For those who wail on about high birth rates in non-industrialized parts of the world, consider this: do you not think that women would have better, more productive things to do with their lives than bear, feed and raise 6-8-12 or more children, burden which constitutes, essentially, the equivalent of a rich individual's retirement fund?

If one considers, in addition, that it is in deed the 'non-industrialized' peoples of the world who underwrite the pension plans of wealthy nations, through industrial exploitation of raw materials and labor, if there were a real concern about overpopulation, wouldn't the priority be to ensure livable wages and adequate health care to those whose resources are disproportionately exploited?
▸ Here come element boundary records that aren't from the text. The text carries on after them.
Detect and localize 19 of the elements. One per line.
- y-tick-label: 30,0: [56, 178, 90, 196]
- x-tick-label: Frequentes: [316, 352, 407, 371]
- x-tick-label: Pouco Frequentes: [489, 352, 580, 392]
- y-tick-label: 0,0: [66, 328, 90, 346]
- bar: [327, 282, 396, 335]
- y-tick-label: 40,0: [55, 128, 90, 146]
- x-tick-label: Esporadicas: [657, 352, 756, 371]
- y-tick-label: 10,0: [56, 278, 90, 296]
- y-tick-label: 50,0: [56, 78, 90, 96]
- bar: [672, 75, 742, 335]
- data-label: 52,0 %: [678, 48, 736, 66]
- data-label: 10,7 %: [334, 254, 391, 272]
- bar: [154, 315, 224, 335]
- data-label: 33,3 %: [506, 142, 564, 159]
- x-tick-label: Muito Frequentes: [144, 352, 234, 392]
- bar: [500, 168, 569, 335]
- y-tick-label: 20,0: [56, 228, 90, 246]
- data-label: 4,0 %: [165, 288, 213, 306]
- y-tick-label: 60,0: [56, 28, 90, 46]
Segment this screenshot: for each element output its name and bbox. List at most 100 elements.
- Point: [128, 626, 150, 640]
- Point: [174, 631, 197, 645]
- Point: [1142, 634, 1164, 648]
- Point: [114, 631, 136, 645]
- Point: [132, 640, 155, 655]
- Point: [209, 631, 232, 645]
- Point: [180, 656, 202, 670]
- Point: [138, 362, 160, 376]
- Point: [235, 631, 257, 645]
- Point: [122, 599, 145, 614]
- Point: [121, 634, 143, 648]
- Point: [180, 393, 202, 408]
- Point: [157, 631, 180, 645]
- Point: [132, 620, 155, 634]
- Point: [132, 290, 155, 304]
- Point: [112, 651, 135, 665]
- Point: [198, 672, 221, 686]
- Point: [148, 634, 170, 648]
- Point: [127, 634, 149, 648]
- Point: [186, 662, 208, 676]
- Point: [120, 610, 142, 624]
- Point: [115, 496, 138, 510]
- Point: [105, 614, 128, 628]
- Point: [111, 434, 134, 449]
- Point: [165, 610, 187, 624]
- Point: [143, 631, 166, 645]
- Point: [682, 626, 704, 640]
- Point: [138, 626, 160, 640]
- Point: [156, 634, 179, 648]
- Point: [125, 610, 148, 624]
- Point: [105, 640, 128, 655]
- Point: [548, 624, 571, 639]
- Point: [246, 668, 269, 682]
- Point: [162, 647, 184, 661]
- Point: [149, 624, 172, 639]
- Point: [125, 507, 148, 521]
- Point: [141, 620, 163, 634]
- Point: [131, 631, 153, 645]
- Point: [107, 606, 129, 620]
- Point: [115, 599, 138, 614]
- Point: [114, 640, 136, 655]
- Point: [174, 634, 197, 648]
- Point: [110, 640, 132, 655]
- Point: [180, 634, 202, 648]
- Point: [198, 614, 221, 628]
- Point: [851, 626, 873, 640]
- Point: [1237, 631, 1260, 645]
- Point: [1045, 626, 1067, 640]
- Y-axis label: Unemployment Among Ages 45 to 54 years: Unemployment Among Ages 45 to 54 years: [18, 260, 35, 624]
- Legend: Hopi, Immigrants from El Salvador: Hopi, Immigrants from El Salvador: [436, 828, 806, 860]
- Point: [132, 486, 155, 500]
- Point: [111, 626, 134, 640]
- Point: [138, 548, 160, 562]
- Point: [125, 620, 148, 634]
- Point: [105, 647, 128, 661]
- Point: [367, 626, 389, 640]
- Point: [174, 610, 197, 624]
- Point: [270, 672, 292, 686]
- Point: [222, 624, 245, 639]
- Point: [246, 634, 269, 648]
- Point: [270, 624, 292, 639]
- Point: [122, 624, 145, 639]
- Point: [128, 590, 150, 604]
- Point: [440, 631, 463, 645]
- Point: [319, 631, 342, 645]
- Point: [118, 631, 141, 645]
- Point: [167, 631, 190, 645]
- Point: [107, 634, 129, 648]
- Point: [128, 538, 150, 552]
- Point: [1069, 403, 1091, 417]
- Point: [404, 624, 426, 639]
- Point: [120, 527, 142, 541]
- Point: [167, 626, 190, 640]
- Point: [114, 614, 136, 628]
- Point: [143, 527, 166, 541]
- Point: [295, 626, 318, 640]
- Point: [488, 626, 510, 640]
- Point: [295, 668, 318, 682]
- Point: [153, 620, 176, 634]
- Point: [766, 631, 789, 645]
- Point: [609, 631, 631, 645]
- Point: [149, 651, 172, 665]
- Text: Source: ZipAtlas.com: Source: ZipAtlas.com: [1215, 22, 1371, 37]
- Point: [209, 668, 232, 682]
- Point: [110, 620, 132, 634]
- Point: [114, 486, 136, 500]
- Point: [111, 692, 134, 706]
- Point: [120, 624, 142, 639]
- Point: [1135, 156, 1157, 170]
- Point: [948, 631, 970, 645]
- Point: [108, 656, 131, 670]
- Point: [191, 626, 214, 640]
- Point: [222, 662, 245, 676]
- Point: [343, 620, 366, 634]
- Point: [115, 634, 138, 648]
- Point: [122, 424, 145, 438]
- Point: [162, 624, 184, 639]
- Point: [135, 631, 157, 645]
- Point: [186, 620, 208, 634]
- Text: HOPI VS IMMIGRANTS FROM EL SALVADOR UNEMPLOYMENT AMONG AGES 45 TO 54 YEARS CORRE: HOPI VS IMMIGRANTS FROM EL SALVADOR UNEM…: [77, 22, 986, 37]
With honest redistribution of wealth, population trends would be equalized within a generation or four, and there would no longer be such thing as 'useless eaters' or desperate immigrants.

What's the problem then? Why isn't the obvious solution implemented?

Short-term gains.

Overpopulation is thus a non-issue. The problem lies elsewhere.

by Loefing on Tue Sep 15th, 2009 at 10:43:58 AM EST
While agreeing with you i think the (non)issue the article tackles is population shrinkage. We hear all too often the concerns that we (western countries) have aging populations, incapable of sustaining the Social State.

This in my view stems from an political/economic paradigm that can only function in perpetual growth. In it, perpetual growth is the alibi for not redistributing, ever, because you must first create wealth and only then, in the future, we can all live better lives.

All in all, as you point, is a matter of avoiding redistribution, that starts home and affects distant poor countries.

by Torres on Tue Sep 15th, 2009 at 11:16:25 AM EST
[ Parent ]
Also, as long as there is growth the issue of redistribution can be avoided because there is the ability to give more to everyone out of the growing pot without the wealthy needing to share their existing wealth.

En un viejo país ineficiente, algo así como España entre dos guerras civiles, poseer una casa y poca hacienda y memoria ninguna. -- Gil de Biedma
by Carrie (migeru at eurotrib dot com) on Tue Sep 15th, 2009 at 11:38:14 AM EST
[ Parent ]
Quite. And what you're describing is called class war, for short.